I haven’t been a fan of all the fragrances the Choo brand has produced as most of them contain a cloying toffee note that I pick up on straight away and just can’t move on from. They broke this pattern, however, with Blossom, a clean, easy-to-wear floral and then continued on the lighter side of life with Illicit. Despite its sexy name, Illicit is a soft, subtle fragrance that’s warmed by honey, amber and vanilla, even though the last note isn’t officially listed.

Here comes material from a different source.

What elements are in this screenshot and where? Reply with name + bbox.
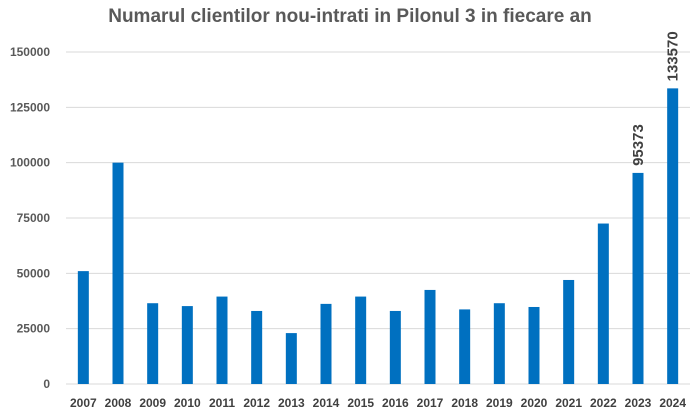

New Illicit Flower, however, in my opinion, is even nicer than it’s older sister. Again, despite its name, it’s not the sexy, tease of a fragrance its marketing spin would have you believe. Instead, it’s a super subtle, very easy to spritz-on-and-go floral that makes me think a little of Crabtree & Evelyn’s sadly discontinued Tom Kitten. I know, I know… what an awful thing to say. Comparing Jimmy Choo to a cologne for children? But you have no idea how much I loved the soft, comforting peach notes of that particular fragrance. I never actually owned it but used to douse myself with it every time I was in store ‘cos it made me feel happy and clean. Illicit Flower, however, is a way to get that same feeling, but in a much more grown up way. It’s the kind of scent you could shower in and it still wouldn’t be over powering. In this way, it’s a great scent to wear to the office.
See anything you’d like to sniff? They’re all in store right now waiting for you to give them a try.